What Blunt may be missing here is that an agent who worked at all in the field becomes part of a larger web. Once you start to tease out where different strands lead, you can begin to piece together the entire picture. Sometimes the details aren't even as important as simply knowing the relationship between to pieces of information.
A good investigative reporter or historian could tell you how important seemingly small details can be to fleshing out the entire subject.
The leaker, blinded by a desire to score points, fails to appreciate that while Ms. Plame may not be a critical individual, or in personal danger due to the disclosure, her relationship with others and the false-front operations that she may have interacted with may place other agents or potential operations at risk.

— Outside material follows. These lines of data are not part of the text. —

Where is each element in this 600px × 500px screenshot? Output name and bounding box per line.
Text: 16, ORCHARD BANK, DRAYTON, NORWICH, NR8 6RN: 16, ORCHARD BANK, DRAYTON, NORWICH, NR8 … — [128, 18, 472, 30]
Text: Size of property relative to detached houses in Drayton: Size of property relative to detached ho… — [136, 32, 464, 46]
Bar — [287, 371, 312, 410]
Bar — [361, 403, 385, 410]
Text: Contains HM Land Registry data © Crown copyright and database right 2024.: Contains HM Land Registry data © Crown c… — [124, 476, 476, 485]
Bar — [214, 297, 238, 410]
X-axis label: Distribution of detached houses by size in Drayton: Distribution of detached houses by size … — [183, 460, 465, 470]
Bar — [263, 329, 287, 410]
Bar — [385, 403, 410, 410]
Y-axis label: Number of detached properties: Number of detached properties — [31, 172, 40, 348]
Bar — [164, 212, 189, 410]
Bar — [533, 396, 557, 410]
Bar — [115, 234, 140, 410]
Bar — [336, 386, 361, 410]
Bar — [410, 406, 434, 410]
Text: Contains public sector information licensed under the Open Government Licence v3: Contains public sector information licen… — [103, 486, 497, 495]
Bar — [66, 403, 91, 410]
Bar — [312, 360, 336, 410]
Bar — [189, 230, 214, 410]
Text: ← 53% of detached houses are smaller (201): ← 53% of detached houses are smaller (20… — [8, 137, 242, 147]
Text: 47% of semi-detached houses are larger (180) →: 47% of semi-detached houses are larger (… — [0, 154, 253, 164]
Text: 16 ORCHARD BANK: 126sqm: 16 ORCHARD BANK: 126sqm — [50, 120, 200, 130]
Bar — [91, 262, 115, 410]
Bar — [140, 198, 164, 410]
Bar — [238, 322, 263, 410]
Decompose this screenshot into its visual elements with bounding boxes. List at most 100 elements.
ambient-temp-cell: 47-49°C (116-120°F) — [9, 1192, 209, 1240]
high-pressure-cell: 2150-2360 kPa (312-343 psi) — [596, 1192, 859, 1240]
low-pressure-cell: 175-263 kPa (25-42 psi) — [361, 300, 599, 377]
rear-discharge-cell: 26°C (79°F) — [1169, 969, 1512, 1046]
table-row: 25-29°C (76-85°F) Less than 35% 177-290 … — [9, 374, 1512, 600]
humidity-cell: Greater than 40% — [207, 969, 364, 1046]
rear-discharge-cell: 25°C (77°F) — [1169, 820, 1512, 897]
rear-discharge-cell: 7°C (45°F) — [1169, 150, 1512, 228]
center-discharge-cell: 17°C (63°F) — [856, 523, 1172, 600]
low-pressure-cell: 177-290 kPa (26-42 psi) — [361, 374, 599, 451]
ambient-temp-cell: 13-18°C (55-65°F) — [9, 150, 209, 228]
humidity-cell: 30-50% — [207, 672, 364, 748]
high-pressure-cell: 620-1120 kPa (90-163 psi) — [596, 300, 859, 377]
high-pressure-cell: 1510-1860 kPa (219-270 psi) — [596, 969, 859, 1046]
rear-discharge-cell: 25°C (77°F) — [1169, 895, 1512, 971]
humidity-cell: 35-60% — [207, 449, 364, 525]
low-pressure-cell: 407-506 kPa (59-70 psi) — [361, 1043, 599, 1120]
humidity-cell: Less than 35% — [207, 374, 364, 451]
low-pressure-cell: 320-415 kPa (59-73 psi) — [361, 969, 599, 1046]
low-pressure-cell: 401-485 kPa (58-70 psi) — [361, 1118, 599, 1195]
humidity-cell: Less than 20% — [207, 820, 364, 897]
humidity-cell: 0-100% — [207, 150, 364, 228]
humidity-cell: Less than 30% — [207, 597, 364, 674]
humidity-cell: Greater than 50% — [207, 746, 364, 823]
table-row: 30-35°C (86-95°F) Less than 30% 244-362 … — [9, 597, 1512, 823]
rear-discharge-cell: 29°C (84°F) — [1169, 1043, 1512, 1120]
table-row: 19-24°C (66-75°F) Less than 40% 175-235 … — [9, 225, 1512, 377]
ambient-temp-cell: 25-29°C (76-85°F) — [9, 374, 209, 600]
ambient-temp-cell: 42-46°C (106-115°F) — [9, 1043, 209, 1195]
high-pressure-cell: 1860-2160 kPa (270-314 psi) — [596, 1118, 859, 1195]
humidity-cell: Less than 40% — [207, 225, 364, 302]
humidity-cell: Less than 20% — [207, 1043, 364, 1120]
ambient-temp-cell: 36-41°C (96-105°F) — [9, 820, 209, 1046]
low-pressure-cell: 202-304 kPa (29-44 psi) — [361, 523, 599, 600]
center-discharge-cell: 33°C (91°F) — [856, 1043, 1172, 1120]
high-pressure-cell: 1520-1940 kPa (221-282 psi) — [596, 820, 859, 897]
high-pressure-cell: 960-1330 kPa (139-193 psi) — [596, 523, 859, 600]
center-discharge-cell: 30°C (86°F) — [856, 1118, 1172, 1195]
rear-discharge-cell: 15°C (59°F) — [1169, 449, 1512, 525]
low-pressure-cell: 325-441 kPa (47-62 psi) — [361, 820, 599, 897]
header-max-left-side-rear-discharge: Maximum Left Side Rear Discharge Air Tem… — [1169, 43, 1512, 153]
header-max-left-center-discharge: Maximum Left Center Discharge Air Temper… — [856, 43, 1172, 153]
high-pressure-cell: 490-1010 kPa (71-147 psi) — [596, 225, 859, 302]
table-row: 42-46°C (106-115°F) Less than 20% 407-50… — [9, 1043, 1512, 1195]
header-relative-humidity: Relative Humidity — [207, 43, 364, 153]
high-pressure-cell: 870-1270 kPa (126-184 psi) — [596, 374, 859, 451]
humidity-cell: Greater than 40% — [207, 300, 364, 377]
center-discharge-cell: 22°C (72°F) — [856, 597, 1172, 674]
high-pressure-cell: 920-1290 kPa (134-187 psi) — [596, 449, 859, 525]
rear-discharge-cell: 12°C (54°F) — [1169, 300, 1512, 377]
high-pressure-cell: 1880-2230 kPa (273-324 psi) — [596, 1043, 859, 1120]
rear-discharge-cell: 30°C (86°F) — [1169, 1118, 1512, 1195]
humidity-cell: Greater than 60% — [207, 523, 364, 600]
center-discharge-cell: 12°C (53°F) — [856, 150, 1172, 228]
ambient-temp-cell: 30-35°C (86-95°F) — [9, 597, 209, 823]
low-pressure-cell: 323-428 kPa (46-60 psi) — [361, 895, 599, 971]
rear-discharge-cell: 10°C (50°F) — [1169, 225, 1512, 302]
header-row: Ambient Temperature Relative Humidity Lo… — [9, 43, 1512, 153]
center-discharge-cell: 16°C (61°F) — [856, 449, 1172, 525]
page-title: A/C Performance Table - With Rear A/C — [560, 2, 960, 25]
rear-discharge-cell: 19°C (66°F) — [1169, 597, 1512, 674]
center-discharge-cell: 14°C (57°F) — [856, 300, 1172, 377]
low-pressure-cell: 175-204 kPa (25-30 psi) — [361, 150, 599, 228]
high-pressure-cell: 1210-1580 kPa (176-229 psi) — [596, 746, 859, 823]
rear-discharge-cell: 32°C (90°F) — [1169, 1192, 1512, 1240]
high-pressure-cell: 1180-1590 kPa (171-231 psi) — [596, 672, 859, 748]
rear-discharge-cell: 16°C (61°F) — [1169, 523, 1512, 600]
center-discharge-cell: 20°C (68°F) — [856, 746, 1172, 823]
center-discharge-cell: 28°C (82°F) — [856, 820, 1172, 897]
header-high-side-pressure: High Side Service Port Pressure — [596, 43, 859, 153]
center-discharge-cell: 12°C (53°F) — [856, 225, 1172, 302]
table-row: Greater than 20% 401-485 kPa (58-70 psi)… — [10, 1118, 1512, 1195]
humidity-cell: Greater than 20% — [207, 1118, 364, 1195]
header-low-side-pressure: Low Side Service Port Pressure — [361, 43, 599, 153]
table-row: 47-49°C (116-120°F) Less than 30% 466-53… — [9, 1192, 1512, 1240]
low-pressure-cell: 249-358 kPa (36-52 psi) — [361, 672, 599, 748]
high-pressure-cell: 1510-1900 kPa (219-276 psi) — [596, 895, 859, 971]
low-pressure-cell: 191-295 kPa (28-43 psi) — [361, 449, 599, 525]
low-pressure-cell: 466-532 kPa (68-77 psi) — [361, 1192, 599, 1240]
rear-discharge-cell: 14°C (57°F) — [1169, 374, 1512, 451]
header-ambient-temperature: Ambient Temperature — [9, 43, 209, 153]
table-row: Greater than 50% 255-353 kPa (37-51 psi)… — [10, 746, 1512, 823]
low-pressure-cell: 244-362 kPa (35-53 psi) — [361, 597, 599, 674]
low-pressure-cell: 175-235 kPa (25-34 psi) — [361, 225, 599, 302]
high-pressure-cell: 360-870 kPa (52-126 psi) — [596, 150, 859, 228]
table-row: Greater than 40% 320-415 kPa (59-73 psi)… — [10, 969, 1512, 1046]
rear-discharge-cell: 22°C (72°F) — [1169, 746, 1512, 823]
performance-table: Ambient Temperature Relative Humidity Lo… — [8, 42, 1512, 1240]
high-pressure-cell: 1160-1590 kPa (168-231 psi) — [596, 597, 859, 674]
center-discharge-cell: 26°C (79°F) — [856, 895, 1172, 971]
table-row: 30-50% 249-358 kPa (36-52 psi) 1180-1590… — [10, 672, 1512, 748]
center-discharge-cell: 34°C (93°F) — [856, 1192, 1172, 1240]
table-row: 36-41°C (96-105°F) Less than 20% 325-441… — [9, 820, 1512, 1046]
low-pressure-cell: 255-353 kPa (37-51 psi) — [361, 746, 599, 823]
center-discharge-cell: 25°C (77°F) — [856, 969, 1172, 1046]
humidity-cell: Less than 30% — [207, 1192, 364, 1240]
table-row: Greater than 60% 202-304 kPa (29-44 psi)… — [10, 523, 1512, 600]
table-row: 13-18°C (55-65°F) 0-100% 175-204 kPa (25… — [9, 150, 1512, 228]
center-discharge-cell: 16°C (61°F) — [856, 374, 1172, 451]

Republican spokespeople may try and spin Blunt's statement to say that he was referring more directly to the fact that the government does in-fact classify enormous amounts of material that doesn't require it for reasons ranging from politics to (more often) inertia. Just ask Steven Aftergood of the Federation of American Scientists Project on Government Secrecy. Afterood has spent years fighting a lonely and mind-numbingly bureaucratic fight to reduce the unecessary secrecy.
However, Aftergood is after the more prosaic classified material; Congressional Research Service reports and the like. It is unlikely that he, nor anyone who knows even a cursory amount about the intelligence services, would ever argue that naming agents is appropriate policy.
In his book Chatter: Dispatches from the Secret World of Global Evesdropping, author Patrick Radden Keith describes in detail the difficulty in obtaining some information (e.. names, locations) that had been held secret for decades. The most often stated reason is that the information could still be relevant. Sometimes it is difficult to know what will provide the final piece in someone's puzzle. More often it is better to not take the chance.
The information could have potential political fallout as well. Not all fallout comes in the form of threats of force.
Some classified information ought not to be classified, but there is much that should.
For a Congressman of the United States to go and national television and say that the CIA takes secrecy too seriously in order to provide political cover is beyond belief. The CIA regularly puts men and women in potentially life-threatening situations. More importantly, leaked information may lead to a failure to collect the very information the intelligence community needs.
Rep. Blunt demonstrates just how far the Republican Party and the Bush Administration are willing to go to ensure they can score political points, no matter how petty. No subject is above crass politicization, not even national security.